Sarah Wagner: Ich muss betonen, dass es wirklich keine richtige Debatte war. Sie war geprägt von Lügen und Unterbrechungen des Präsidenten, der auch das demokratische System angegriffen hat. Die Regeln hat in erster Linie der Präsident verletzt. Es gab also keine substanzielle Debatte. Es wurden lediglich die bekannten Talking-Points hervorgebracht, die dann aber nicht intensiv diskutiert worden sind.

Könnte es sein, dass solche Debatten Wählerinnen und Wähler vom Wählen abhalten, weil es ihnen zu dumm wird?

Die Debatte von letzter Nacht war ganz sicher keine Werbung für die Demokratie. Das zeigte sich dann auch in den ersten Reaktionen und Kommentaren. Viele hat das Spektakel erneut frustriert, desillusioniert und zynisch werden lassen, was das politische System und den Wahlkampf in den USA betrifft. Viele schauten auch nicht bis zum Ende zu.
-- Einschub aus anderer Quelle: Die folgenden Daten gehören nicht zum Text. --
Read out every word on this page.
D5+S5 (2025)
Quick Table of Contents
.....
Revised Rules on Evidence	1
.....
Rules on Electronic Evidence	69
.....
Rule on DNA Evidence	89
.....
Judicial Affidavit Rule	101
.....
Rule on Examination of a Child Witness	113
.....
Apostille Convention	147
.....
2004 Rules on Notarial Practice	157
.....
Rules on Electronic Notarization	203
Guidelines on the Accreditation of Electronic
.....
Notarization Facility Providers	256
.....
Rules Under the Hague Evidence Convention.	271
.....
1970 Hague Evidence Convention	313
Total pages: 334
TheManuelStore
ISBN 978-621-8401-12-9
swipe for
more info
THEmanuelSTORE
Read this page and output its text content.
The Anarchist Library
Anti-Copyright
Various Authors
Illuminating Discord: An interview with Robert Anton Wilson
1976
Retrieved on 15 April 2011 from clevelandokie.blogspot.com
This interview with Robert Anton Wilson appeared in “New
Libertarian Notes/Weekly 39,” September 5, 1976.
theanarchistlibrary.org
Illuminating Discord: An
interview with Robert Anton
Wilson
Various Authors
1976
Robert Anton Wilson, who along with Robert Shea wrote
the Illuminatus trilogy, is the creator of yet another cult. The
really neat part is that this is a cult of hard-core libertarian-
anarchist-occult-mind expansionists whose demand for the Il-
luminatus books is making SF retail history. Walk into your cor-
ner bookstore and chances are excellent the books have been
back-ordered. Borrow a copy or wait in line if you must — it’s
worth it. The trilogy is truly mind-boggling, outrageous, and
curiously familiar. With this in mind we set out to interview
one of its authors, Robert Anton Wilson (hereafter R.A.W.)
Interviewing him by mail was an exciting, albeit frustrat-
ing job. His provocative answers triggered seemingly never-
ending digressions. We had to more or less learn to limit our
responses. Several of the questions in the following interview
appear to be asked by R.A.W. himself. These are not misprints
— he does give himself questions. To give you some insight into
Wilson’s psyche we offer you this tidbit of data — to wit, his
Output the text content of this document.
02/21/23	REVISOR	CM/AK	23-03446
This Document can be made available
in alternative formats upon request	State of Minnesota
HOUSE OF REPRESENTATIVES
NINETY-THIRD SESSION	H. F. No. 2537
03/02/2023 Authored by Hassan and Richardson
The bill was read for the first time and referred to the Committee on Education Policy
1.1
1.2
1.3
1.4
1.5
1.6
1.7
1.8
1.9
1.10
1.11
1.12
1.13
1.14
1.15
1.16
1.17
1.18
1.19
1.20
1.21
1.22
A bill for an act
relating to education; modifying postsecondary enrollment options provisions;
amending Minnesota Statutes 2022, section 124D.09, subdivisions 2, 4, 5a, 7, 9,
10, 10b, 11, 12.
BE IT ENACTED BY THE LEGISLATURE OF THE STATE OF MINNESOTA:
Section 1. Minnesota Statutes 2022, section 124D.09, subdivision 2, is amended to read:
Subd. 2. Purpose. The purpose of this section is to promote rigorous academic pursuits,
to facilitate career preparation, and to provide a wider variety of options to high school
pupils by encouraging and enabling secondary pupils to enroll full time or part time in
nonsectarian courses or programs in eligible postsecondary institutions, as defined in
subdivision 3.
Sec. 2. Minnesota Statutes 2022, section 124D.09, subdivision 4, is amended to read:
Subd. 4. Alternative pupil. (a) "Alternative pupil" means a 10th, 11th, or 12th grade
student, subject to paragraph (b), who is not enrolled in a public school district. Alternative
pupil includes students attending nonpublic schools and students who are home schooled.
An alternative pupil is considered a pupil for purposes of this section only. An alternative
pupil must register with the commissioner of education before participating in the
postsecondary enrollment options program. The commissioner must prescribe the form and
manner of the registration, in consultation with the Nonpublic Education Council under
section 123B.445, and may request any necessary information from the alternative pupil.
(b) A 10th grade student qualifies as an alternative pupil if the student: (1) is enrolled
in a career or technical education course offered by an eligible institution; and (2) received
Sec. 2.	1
Wobei die Biden-Kampagne zwar nach eigenen Angaben während der Debatte gute Spendeneinnahmen verzeichnet haben soll.

In einer Wahl, die in einigen umkämpften Staaten eng werden könnte, geht es um jede Stimme.

Also eine Art Demobilisierung durch Streit im Fernsehen?

So könnte man das formulieren. In einer Wahl, die laut Beobachtern in einigen umkämpften Staaten eng werden könnte, geht es um jede Stimme. Gerade junge Wähler und Nichtwähler sowie Wählergruppen, die nicht konstant wählen gehen, sind das Augenmerk der demokratischen Partei. Sie werden sich von dieser Debatte definitiv nicht angesprochen gefühlt haben.

Trump will demokratische Wähler und hier vor allem schwarze Wählerinnen und Wähler demobilisieren.

Könnte es sein, dass die Demokraten eher mobilisieren wollen, während Trump mit seiner Strategie demobilisieren will?

Das ist ein Teil. Die Trump-Kampagne will natürlich die eigenen Wähler und die eigene Basis mobilisieren. Er will zugleich demokratische Wähler und hier vor allem schwarze Wählerinnen und Wähler demobilisieren. Dieses Ziel war laut einer neuen Untersuchung bereits 2016 verfolgt worden.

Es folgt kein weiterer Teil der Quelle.